The closing hours of the weekend were as awkward as the beginning: a drawn-out Q&A with the judges, more motivational speeches, and then, at last, the final presentations.
Some groups had pivoted away from their original concept in a big way. For example, Minnow was initially pitched as a networking site for people looking to sign up with a business mentor, but turned into a site where users put a price tag on a secret. A dirty detail is revealed about a person or a business and for a fee, you can find out exactly who or what it is. Though cute, the idea was dead on arrival, and not helped when the team leader decided to take a couple of vape hits before his presentation.
Most, though, stuck to their original business models with slight modifications that came out of testing and mentor sessions. And almost all came up with something that felt very much tied in with the values and interests of Portland: an app to connect restaurants with organic farmers, a piece of hardware to test for E. coli in water supplies, and, yes, a way to avoid expensive and environmentally costly disposable diapers.
PDX Shelter seemed to slot somewhere in the middle of the startup pack. Their slideshow and web design weren't as sleek as others, and the speeches by Fountain and Halperin were still rough-hewn. Yet their concept was far more fleshed out and well researched. I had to admit, as much as I was rooting for them, I didn't anticipate they'd take home the big prize. In fact, when PDX Shelter was announced as the winner of the Best Customer Validation Award, I figured this was their consolation prize.
Then judge and speaker Paige Hendrix Buckner grabbed the microphone.
"Um... so the overall winner is... drumroll, please..."
Everyone in the room started slapping their knees or the table in front of them.
"It felt like a Capra film, where a little person voices a well-intentioned idea into a loud and competitive situation, and then an amazing thing happens," Fountain wrote via email a week after the big win.
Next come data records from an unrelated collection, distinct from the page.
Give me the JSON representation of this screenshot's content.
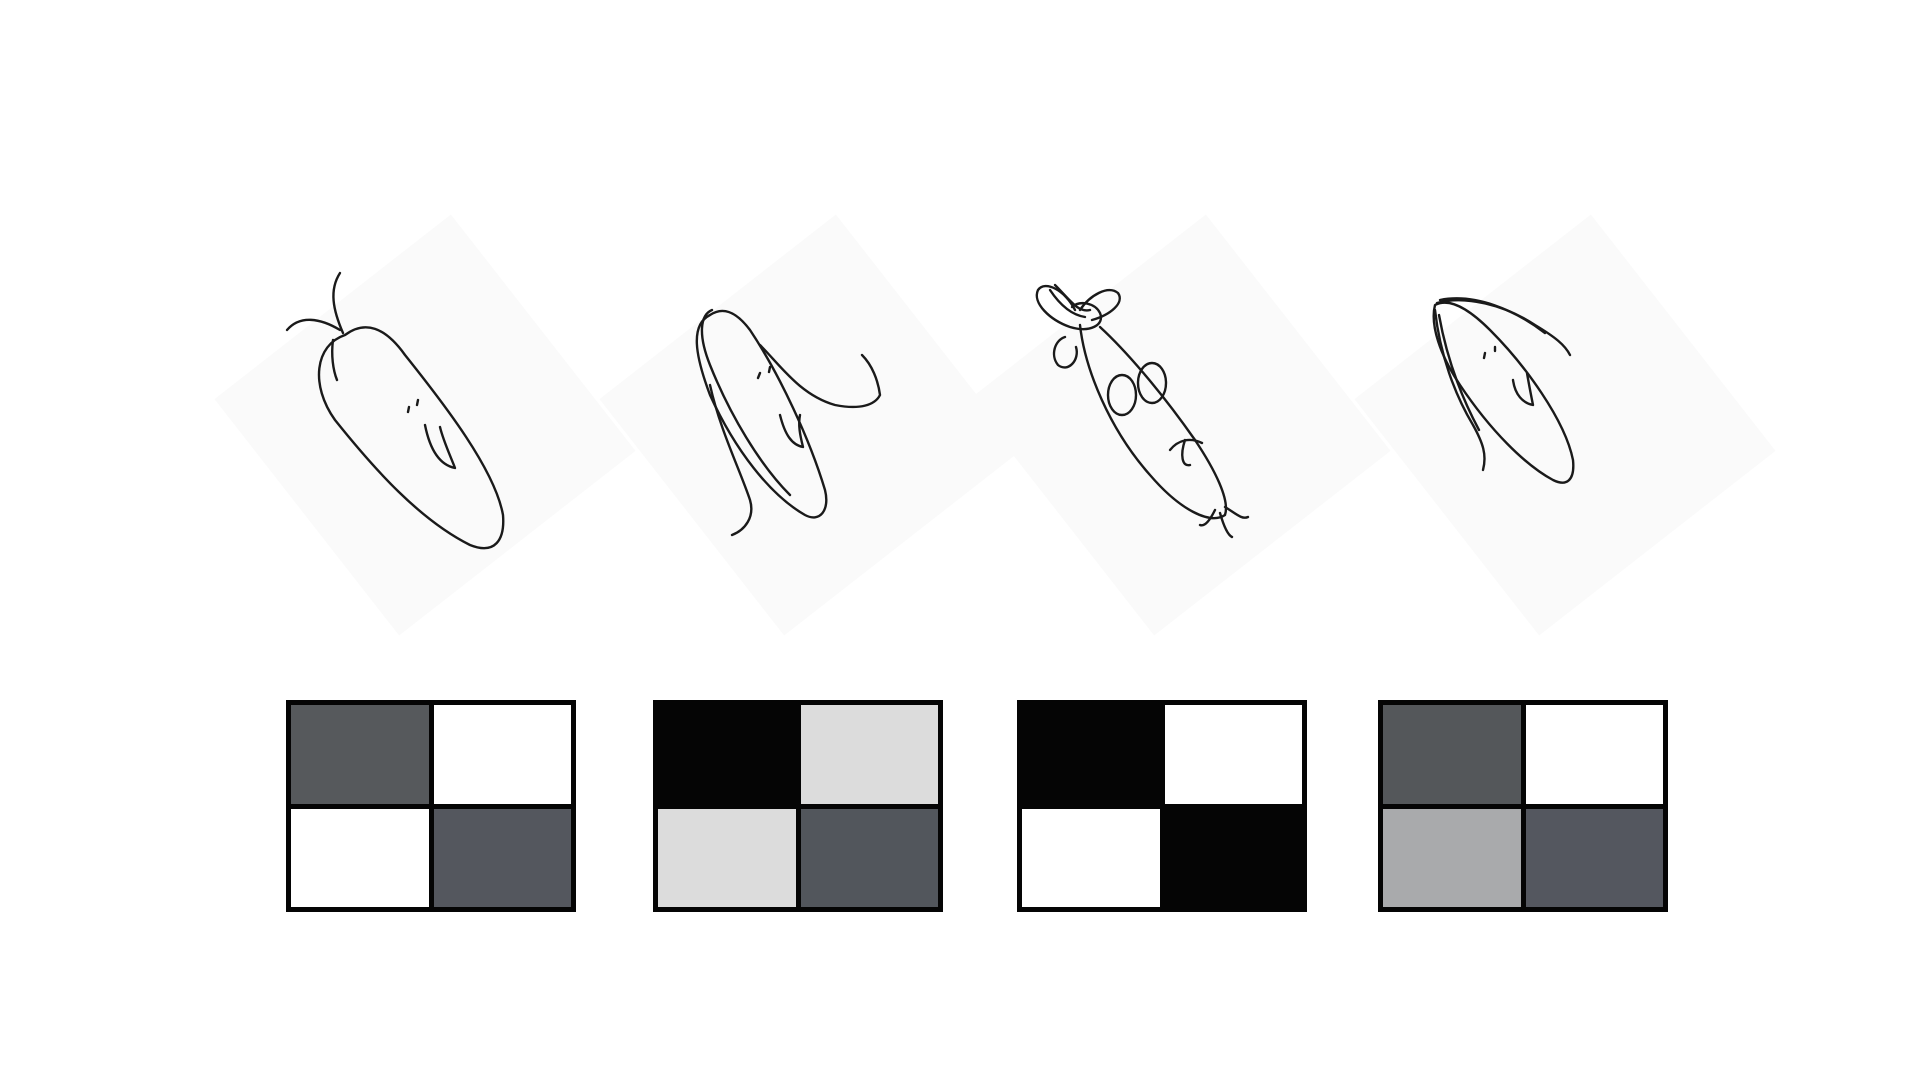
{
  "panels": [
    {
      "sketch_icon": "leaf-creature-sketch-icon",
      "cells": [
        "#56595c",
        "#ffffff",
        "#ffffff",
        "#54575e"
      ]
    },
    {
      "sketch_icon": "winged-creature-sketch-icon",
      "cells": [
        "#050505",
        "#dcdcdc",
        "#dcdcdc",
        "#52565c"
      ]
    },
    {
      "sketch_icon": "bunny-creature-sketch-icon",
      "cells": [
        "#050505",
        "#ffffff",
        "#ffffff",
        "#050505"
      ]
    },
    {
      "sketch_icon": "long-haired-creature-sketch-icon",
      "cells": [
        "#54575a",
        "#ffffff",
        "#a9aaac",
        "#54575f"
      ]
    }
  ]
}
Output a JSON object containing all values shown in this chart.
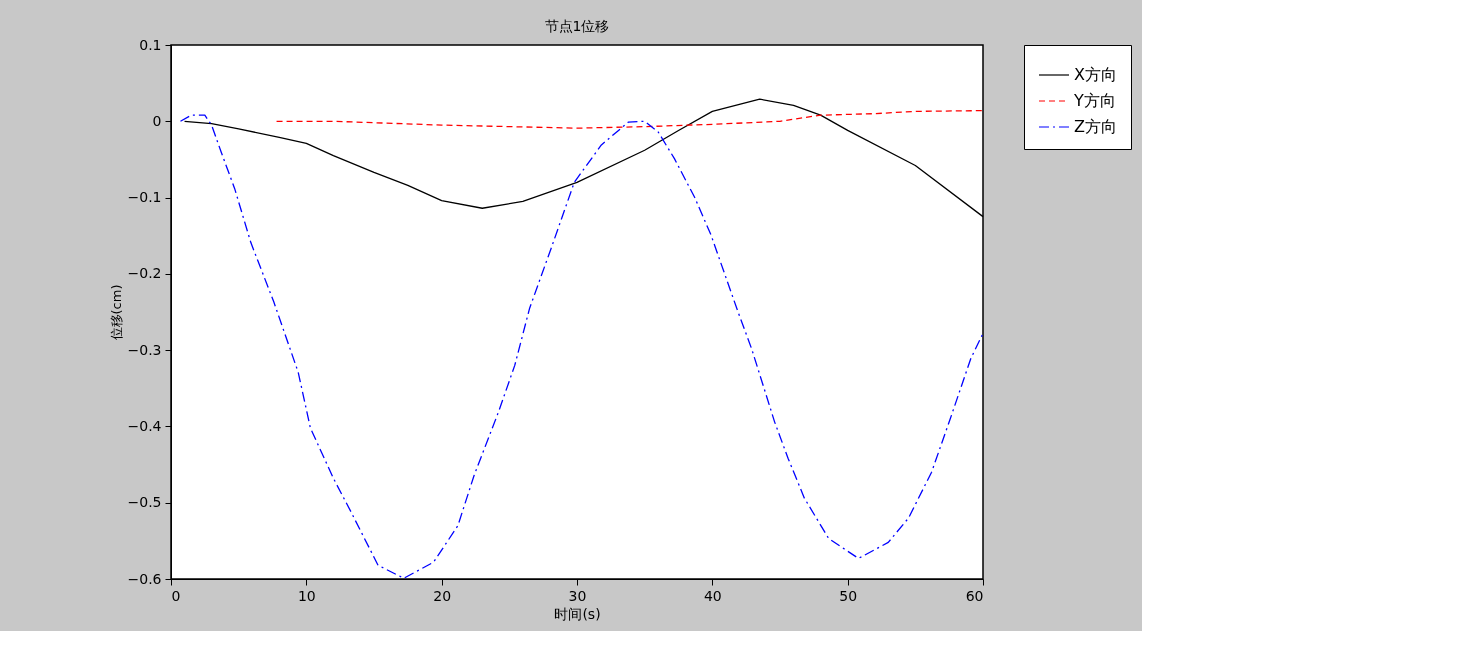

"You realize that almost everyone shares those good intentions and wants to do something positive—they were just waiting for someone to say it's okay to have them. The takeaway, for me, is if you have an idea that might actually benefit your community, you're already part of a loving team of supporters."
He and his team are now moving forward—to the next stage of the competition, and reaching out to the Portland Development Commission, Housing and Urban Development, and other stakeholders who could benefit from what PDX Shelter is looking to offer.
As for everyone else involved in the weekend, there's always next year: other startup ideas to try out, more battles to organize, and more opportunities to preach the entrepreneurial gospel.
"So much of this world we live in relies on people creating businesses," Bratcher said. "Everyone's looking for spaces and likeminded people who want to work shoulder to shoulder on a project. And when they find them, incredible things can happen."